Mail Truck Detector

7/4/2024 | Programming | Tensorflow | MobileNet_v2 | Python

Is the mail here yet? A neural network to detect major U.S. mail carrier logos in video frames/images, based on MobileNet_v2

The Idea

The concept is straightforward: use a camera feed to detect when a delivery truck shows up at my house and send a notification. No more packages sitting outside for hours or getting soaked in the rain because I didn't know they were delivered.

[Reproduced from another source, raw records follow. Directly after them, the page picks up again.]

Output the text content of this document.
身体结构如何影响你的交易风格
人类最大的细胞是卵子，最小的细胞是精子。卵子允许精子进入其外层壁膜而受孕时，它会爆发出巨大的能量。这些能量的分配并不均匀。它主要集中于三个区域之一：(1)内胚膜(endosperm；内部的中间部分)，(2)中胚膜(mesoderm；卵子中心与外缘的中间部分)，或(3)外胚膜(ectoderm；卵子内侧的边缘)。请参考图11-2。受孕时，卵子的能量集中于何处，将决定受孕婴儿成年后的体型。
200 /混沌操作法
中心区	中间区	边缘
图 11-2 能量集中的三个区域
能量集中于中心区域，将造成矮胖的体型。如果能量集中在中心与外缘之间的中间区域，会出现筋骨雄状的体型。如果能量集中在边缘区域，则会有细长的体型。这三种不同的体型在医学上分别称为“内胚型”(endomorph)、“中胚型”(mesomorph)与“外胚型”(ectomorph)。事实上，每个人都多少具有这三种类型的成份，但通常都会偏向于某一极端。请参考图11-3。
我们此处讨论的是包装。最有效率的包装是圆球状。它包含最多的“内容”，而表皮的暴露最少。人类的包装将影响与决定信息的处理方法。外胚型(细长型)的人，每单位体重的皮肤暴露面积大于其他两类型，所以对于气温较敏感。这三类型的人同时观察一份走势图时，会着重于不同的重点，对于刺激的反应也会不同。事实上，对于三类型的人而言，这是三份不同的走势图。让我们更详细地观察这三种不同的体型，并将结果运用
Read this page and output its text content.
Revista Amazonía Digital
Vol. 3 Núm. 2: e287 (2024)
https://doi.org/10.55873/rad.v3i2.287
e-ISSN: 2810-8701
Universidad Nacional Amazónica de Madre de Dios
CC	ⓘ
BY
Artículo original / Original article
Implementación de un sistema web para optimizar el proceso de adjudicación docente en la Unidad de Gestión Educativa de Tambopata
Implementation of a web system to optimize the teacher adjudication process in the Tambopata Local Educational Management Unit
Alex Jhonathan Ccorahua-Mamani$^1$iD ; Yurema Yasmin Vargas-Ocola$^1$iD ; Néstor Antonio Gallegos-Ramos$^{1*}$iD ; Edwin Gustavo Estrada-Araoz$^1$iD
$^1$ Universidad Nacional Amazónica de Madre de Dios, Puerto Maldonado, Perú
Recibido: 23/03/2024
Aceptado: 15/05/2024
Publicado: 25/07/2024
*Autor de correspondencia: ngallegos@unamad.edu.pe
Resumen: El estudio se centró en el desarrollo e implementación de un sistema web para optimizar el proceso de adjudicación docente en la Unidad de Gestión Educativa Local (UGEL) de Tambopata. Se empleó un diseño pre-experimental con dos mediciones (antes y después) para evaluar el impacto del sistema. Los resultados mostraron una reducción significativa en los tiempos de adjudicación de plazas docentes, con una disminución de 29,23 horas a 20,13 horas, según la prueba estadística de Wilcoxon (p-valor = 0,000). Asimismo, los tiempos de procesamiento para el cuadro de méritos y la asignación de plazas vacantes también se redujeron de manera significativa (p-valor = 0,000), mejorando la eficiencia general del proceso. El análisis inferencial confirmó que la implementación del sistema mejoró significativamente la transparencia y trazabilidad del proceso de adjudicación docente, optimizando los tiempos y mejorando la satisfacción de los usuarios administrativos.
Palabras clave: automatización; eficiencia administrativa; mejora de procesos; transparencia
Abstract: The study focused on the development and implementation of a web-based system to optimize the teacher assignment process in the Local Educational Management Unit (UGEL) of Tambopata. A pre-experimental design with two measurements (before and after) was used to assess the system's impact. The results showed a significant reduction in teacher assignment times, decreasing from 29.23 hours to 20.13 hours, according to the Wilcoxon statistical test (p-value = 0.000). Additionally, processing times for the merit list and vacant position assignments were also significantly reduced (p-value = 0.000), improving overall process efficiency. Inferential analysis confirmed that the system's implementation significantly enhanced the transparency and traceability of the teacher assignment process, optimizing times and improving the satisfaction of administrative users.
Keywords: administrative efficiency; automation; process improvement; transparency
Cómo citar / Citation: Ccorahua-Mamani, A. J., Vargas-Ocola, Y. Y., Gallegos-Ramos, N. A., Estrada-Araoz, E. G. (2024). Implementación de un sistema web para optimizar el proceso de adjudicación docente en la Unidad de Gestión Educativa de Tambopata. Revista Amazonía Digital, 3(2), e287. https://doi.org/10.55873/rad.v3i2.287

This isn't a groundbreaking idea by any means, but it was a perfect project to get my hands dirty with TensorFlow and MediaPipe while building something useful.

Plan

For this project, I went with a fine-tuned MobileNet_V2 model, which is a good balance between accuracy and performance for edge devices. Here's the basic architecture:

The Model: A MobileNet_V2 neural network fine-tuned to recognize three classes: USPS, UPS, and FedEx logos
Input: Video feed from an IP camera (or video files for testing)
Processing: Real-time inference on frames from the video stream
Output: Detection results with confidence scores

The beauty of using MobileNet is that it's lightweight enough to run on modest hardware. The inference script processes frames without breaking a sweat on my Ryzen 5 2600, using very little memory while keeping up with a 25fps video stream. GPU or TPU acceleration would be even faster.

Training the Model

Training was pretty straightforward, though as with any machine learning project, data preparation took the most time:

Collected about 125 images (~1/3 for each delivery service)
Used some utility scripts to convert all images to PNG format and organize the dataset
Split the dataset into training and testing sets using a COCO-format dataset structure
Trained the model for 30 epochs using MediaPipe's model maker library

The training code itself is just a few dozen lines thanks to MediaPipe's abstraction layer over TensorFlow:

import os
import json
from mediapipe_model_maker import object_detector

# Load and prepare datasets
train_data = object_detector.Dataset.from_coco_folder(train_dataset_path)
validation_data = object_detector.Dataset.from_coco_folder(validation_dataset_path)

# Configure the model
spec = object_detector.SupportedModels.MOBILENET_MULTI_AVG
hparams = object_detector.HParams(export_dir='models/mobilenet_multi_avg_1')
options = object_detector.ObjectDetectorOptions(
    supported_model=spec,
    hparams=hparams
)

# Train the model
model = object_detector.ObjectDetector.create(
    train_data=train_data,
    validation_data=validation_data,
    options=options)

# Export the trained model
model.export_model()

After training, I also experimented with post-training quantization to convert the model to 16-bit floating point. This is supposed to improve performance on GPUs, though I'm still testing that on my system.

Inference Pipeline

The inference pipeline is simple:

Read frames from the video stream
Run the object detector on each frame
If a delivery truck is detected with sufficient confidence (>0.33), log the detection

The current code skips ahead by quarter-second intervals in the video to save processing time, but this can be adjusted based on your needs:

while cap.isOpened():
    ret, frame = cap.read()

    if ret:
        # Convert frame to MediaPipe Image
        mp_image = mp.Image(image_format=mp.ImageFormat.SRGB, data=frame)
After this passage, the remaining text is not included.